Verification: sanity checks and distribution comparison#

Compare value counts and distributions for select features, and compare them to the original seed dataset.

print("Synthesized region distribution:")
print(df_synthesized["region"].value_counts())
# Synthesized region distribution:
# JAPAC    46
# LAD      38
# EMEA     36
# NA       30
# Name: count, dtype: int64

print("\nSeed region distribution:")
print(df_seed["region"].value_counts())
# Seed region distribution:
# EMEA     3
# JAPAC    3
# NA       2
# LAD      2
# Name: count, dtype: int64

Long text generation#

To generate realistic business justifications for each record, you will use a language model (LLM) as part of your synthesis workflow. This section explains the configuration of the LLM, describes the prompts and parsing logic, outlines the flow definition, and demonstrates parallelized generation and validation.

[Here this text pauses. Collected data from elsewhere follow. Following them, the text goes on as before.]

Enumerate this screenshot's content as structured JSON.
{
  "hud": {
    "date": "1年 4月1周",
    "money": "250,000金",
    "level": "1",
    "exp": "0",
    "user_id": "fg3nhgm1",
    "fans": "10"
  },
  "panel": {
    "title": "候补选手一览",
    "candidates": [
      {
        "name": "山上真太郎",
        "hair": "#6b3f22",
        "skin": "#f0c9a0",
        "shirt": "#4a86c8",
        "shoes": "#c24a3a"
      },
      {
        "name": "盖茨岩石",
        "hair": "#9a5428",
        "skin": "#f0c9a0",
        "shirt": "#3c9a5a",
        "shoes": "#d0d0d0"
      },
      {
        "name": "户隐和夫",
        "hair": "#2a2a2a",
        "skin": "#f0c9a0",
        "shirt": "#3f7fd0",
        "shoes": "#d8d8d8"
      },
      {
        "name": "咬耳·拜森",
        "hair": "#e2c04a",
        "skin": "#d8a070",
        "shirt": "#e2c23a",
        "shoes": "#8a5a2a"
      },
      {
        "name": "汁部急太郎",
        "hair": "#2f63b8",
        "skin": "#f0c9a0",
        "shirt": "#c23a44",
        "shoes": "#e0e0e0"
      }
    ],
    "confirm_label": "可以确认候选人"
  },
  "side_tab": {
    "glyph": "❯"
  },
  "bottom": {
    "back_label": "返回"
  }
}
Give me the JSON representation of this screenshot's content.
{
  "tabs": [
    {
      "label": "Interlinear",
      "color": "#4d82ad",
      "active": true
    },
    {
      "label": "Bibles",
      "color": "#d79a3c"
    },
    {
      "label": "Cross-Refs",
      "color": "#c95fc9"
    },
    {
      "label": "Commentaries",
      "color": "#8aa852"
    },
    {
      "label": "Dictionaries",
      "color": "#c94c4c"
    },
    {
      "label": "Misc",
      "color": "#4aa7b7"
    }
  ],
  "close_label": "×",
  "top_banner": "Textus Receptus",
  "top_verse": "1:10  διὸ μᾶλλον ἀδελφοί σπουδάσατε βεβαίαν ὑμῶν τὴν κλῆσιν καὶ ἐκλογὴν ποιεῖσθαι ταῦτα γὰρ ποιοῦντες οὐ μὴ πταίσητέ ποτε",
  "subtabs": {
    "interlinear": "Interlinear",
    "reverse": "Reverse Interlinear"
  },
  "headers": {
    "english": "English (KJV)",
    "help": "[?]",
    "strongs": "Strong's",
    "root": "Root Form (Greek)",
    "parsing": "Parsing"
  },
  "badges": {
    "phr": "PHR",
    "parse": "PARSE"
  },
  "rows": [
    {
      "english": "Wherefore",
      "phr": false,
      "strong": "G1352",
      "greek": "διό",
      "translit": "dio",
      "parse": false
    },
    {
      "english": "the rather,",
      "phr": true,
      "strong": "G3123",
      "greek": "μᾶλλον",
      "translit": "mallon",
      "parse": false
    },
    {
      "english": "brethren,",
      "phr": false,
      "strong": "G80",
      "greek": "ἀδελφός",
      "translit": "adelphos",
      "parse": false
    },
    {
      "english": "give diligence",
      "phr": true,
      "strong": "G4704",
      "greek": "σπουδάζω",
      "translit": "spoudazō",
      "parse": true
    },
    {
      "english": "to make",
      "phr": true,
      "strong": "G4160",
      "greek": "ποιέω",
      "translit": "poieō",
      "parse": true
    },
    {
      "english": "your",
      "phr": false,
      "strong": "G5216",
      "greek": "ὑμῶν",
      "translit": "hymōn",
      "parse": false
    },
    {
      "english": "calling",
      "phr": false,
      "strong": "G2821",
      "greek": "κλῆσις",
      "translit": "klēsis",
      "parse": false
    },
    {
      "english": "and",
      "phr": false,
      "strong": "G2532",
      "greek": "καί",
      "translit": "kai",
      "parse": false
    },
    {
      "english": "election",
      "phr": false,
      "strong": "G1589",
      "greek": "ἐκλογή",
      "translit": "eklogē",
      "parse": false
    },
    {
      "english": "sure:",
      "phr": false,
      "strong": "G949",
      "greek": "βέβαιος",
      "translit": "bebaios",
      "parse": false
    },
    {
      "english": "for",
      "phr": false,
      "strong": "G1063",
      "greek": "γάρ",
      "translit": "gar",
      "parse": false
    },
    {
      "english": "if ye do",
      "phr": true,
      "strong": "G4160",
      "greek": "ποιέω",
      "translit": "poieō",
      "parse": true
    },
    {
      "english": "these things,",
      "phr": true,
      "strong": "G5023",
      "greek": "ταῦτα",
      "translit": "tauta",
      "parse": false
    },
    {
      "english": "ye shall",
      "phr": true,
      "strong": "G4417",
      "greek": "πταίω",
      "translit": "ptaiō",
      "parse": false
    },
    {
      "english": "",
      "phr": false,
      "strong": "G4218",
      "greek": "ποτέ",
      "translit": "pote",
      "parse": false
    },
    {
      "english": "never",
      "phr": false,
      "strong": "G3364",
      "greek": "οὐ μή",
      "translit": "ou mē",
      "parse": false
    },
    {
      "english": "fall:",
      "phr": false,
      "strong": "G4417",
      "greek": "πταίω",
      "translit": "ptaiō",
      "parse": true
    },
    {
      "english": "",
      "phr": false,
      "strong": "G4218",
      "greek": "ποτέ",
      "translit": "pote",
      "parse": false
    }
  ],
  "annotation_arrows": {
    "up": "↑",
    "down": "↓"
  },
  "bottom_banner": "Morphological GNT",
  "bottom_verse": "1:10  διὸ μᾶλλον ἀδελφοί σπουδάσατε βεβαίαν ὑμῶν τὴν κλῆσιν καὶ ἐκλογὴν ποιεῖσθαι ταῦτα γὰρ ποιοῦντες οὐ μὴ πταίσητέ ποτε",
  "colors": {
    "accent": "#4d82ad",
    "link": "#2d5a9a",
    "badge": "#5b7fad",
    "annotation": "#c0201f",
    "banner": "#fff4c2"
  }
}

LLM selection and initialization#

For long text generation, you need to use an LLM. WayFlow supports several LLM providers. Select and configure your LLM below:

from wayflowcore.models import OCIGenAIModel, OCIClientConfigWithApiKey

llm = OCIGenAIModel(
    model_id="provider.model-id",
    compartment_id="compartment-id",
    client_config=OCIClientConfigWithApiKey(
        service_endpoint="https://url-to-service-endpoint.com",
    ),
)

from wayflowcore.models import VllmModel

llm = VllmModel(
    model_id="model-id",
    host_port="VLLM_HOST_PORT",
)

from wayflowcore.models import OllamaModel

llm = OllamaModel(
    model_id="model-id",
)

Prompt and I/O constants#

Begin by defining the necessary output constants and prompts used to instruct the LLM and structure the flow:

# Define I/O constants and step names
JUSTIFICATION_GEN_IO = "JUSTIFICATION_GEN_IO"
JUSTIFICATION_PARSING_IO = "JUSTIFICATION_PARSING_IO"
VALIDATION_IO = "VALIDATION_IO"
VALIDATION_PARSING_IO = "VALIDATION_PARSING_IO"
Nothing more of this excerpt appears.